La fessée
A cinq heures et demie, on a reçu un appel pour aller à la gare de Saint-Gratien. Un vieux monsieur avait reçu une fessée. De la part de trois jeunes. On s’est tous marrés dans le commissariat.
— Ça devient du grand n’importe quoi le boulot en ce moment, a dit Chorisson.
Et on s’est remis à rire. C’est vrai, qu’en ce moment…

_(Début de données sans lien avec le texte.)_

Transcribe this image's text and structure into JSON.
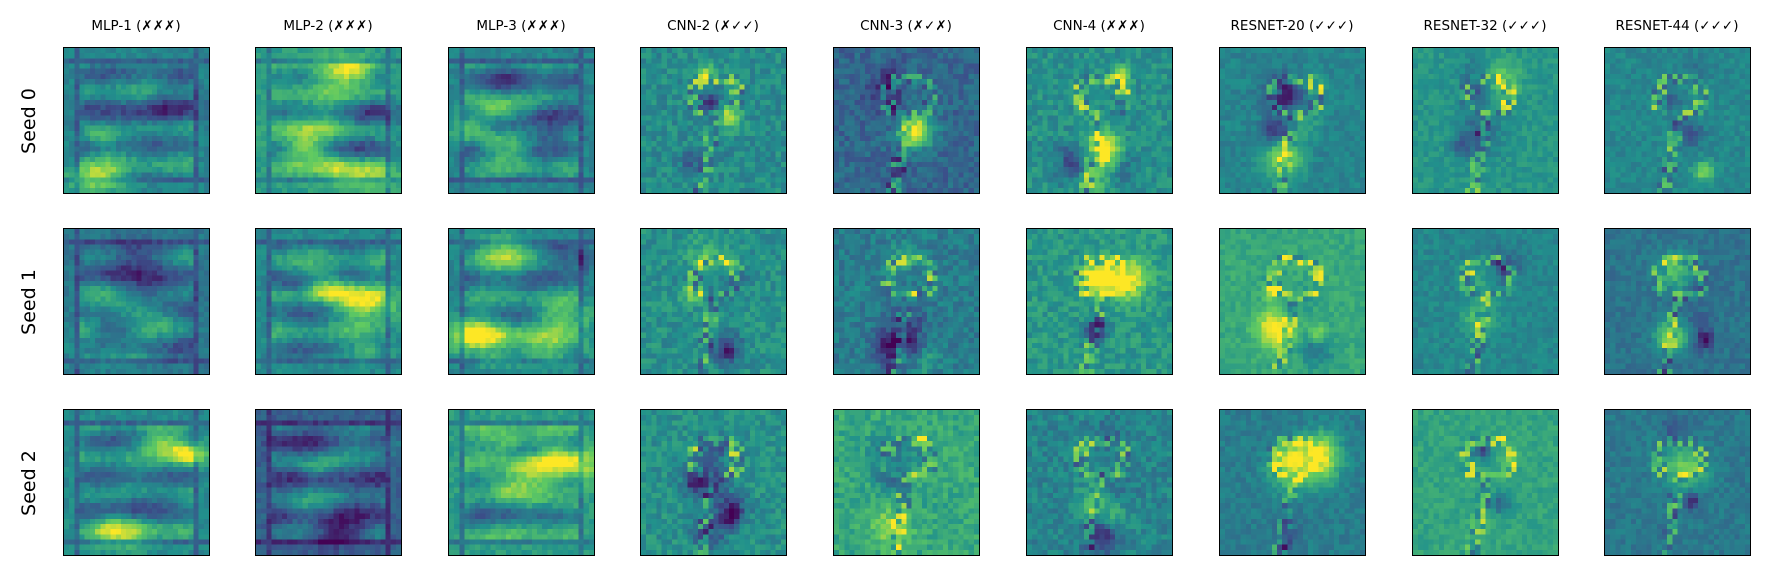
{
  "columns": [
    {
      "label": "MLP-1 (✗✗✗)",
      "kind": "mlp"
    },
    {
      "label": "MLP-2 (✗✗✗)",
      "kind": "mlp"
    },
    {
      "label": "MLP-3 (✗✗✗)",
      "kind": "mlp"
    },
    {
      "label": "CNN-2 (✗✓✓)",
      "kind": "cnn"
    },
    {
      "label": "CNN-3 (✗✓✗)",
      "kind": "cnn"
    },
    {
      "label": "CNN-4 (✗✗✗)",
      "kind": "cnn"
    },
    {
      "label": "RESNET-20 (✓✓✓)",
      "kind": "resnet"
    },
    {
      "label": "RESNET-32 (✓✓✓)",
      "kind": "resnet"
    },
    {
      "label": "RESNET-44 (✓✓✓)",
      "kind": "resnet"
    }
  ],
  "rows": [
    {
      "label": "Seed 0"
    },
    {
      "label": "Seed 1"
    },
    {
      "label": "Seed 2"
    }
  ],
  "colormap": "viridis",
  "colormap_stops": [
    "#440154",
    "#3b528b",
    "#21918c",
    "#5ec962",
    "#fde725"
  ],
  "panel_background": [
    [
      0.45,
      0.55,
      0.45,
      0.48,
      0.33,
      0.5,
      0.45,
      0.52,
      0.46
    ],
    [
      0.4,
      0.47,
      0.44,
      0.5,
      0.42,
      0.53,
      0.6,
      0.46,
      0.38
    ],
    [
      0.47,
      0.3,
      0.55,
      0.5,
      0.6,
      0.45,
      0.42,
      0.58,
      0.4
    ]
  ]
}
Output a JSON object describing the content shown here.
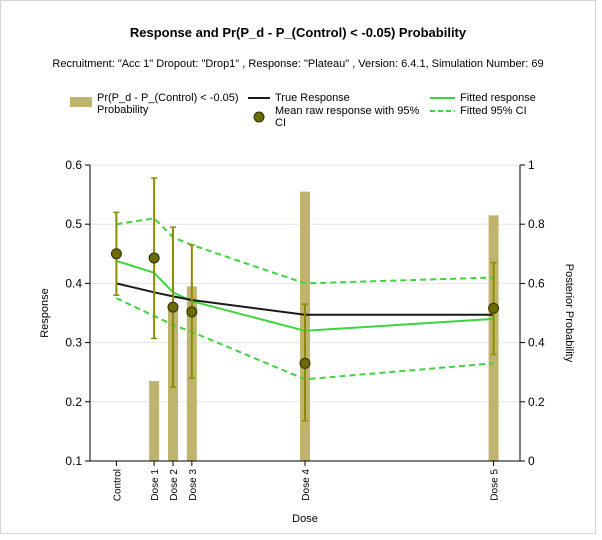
{
  "chart_data": {
    "type": "bar+line",
    "title": "Response and Pr(P_d - P_(Control) < -0.05) Probability",
    "subtitle": "Recruitment: \"Acc 1\" Dropout: \"Drop1\" , Response: \"Plateau\" , Version: 6.4.1, Simulation Number: 69",
    "xlabel": "Dose",
    "ylabel": "Response",
    "y2label": "Posterior Probability",
    "ylim": [
      0.1,
      0.6
    ],
    "y2lim": [
      0,
      1
    ],
    "yticks": [
      "0.1",
      "0.2",
      "0.3",
      "0.4",
      "0.5",
      "0.6"
    ],
    "y2ticks": [
      "0",
      "0.2",
      "0.4",
      "0.6",
      "0.8",
      "1"
    ],
    "categories": [
      "Control",
      "Dose 1",
      "Dose 2",
      "Dose 3",
      "Dose 4",
      "Dose 5"
    ],
    "x": [
      0,
      1,
      1.5,
      2,
      5,
      10
    ],
    "legend": {
      "probability": "Pr(P_d - P_(Control) < -0.05) Probability",
      "true_response": "True Response",
      "mean_raw": "Mean raw response with 95% CI",
      "fitted": "Fitted response",
      "fitted_ci": "Fitted 95% CI"
    },
    "probability": [
      null,
      0.27,
      0.52,
      0.59,
      0.91,
      0.83
    ],
    "true_response": [
      0.4,
      0.385,
      0.378,
      0.372,
      0.347,
      0.347
    ],
    "fitted_response": [
      0.438,
      0.418,
      0.385,
      0.37,
      0.32,
      0.34
    ],
    "fitted_upper": [
      0.5,
      0.51,
      0.478,
      0.465,
      0.4,
      0.41
    ],
    "fitted_lower": [
      0.375,
      0.345,
      0.33,
      0.318,
      0.238,
      0.265
    ],
    "mean_raw": [
      0.45,
      0.443,
      0.36,
      0.352,
      0.265,
      0.358
    ],
    "mean_raw_upper": [
      0.52,
      0.578,
      0.495,
      0.465,
      0.365,
      0.435
    ],
    "mean_raw_lower": [
      0.38,
      0.307,
      0.225,
      0.24,
      0.168,
      0.28
    ],
    "colors": {
      "bars": "#bfb46e",
      "true_response": "#1a1a1a",
      "fitted": "#3fd43f",
      "mean_marker": "#6b6b00",
      "ci_bar": "#8c8c00"
    }
  }
}
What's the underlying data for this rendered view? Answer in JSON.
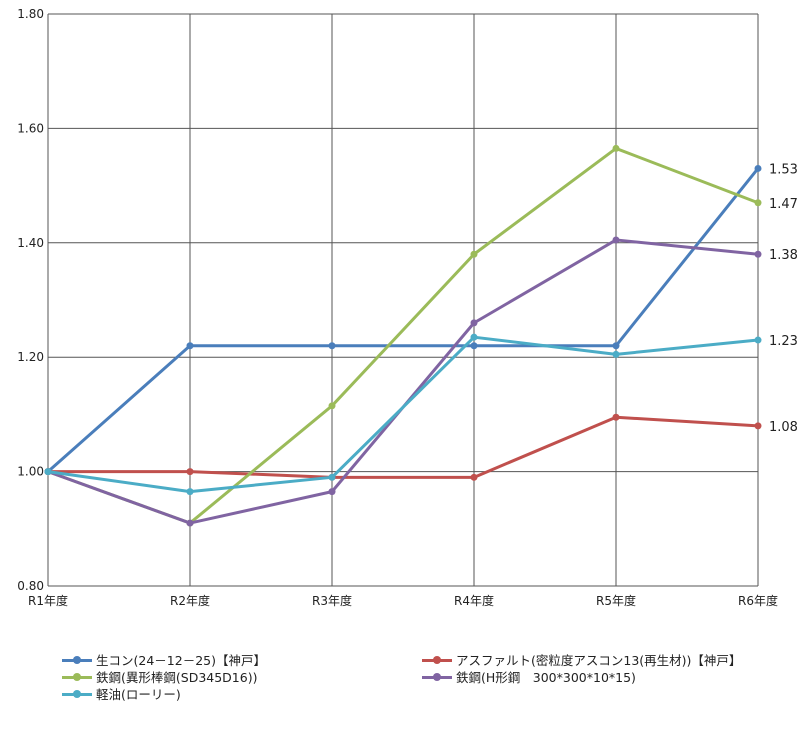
{
  "chart_data": {
    "type": "line",
    "categories": [
      "R1年度",
      "R2年度",
      "R3年度",
      "R4年度",
      "R5年度",
      "R6年度"
    ],
    "ylim": [
      0.8,
      1.8
    ],
    "yticks": [
      "0.80",
      "1.00",
      "1.20",
      "1.40",
      "1.60",
      "1.80"
    ],
    "grid": true,
    "legend_position": "bottom",
    "series": [
      {
        "name": "生コン(24－12－25)【神戸】",
        "color": "#4a7ebb",
        "values": [
          1.0,
          1.22,
          1.22,
          1.22,
          1.22,
          1.53
        ],
        "end_label": "1.53"
      },
      {
        "name": "アスファルト(密粒度アスコン13(再生材))【神戸】",
        "color": "#c0504d",
        "values": [
          1.0,
          1.0,
          0.99,
          0.99,
          1.095,
          1.08
        ],
        "end_label": "1.08"
      },
      {
        "name": "鉄鋼(異形棒鋼(SD345D16))",
        "color": "#9bbb59",
        "values": [
          1.0,
          0.91,
          1.115,
          1.38,
          1.565,
          1.47
        ],
        "end_label": "1.47"
      },
      {
        "name": "鉄鋼(H形鋼　300*300*10*15)",
        "color": "#8064a2",
        "values": [
          1.0,
          0.91,
          0.965,
          1.26,
          1.405,
          1.38
        ],
        "end_label": "1.38"
      },
      {
        "name": "軽油(ローリー)",
        "color": "#4bacc6",
        "values": [
          1.0,
          0.965,
          0.99,
          1.235,
          1.205,
          1.23
        ],
        "end_label": "1.23"
      }
    ]
  }
}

On est partis à cinq, Lionel, Georgio, Lisa, Cynthia et moi. Trois filles pour deux mecs. On est arrivés à la gare. Le vieux en question était assis sur des marches, entouré d’un type de la SNCF. Il était vieux de chez vieux. Il pleurait. Dire que tout à l’heure on se marrait au commissariat, et que maintenant moi aussi j’avais envie de pleurer. Je me suis retenue, je sais faire, quand même.
Lionel a interrogé le type de la SNCF. Les trois jeunes étaient partis depuis un moment déjà. Georgio a demandé au vieux si ça allait. Il a secoué la tête pour dire non.
— Est-ce que vous pouvez vous lever ? j’ai demandé.
Il a encore secoué négativement la tête.
— Bon… on va vous aider.
Les deux garçons l’ont pris chacun d’un côté. Il s’est relevé sans problème.
— Vous avez mal ?
— Un peu.
Il se tenait la fesse. Mais moi je savais bien que ce n’était pas la douleur le problème. C’était l’humiliation. On l’aurait tapé et on lui aurait pris son portefeuille, ça aurait presque été préférable.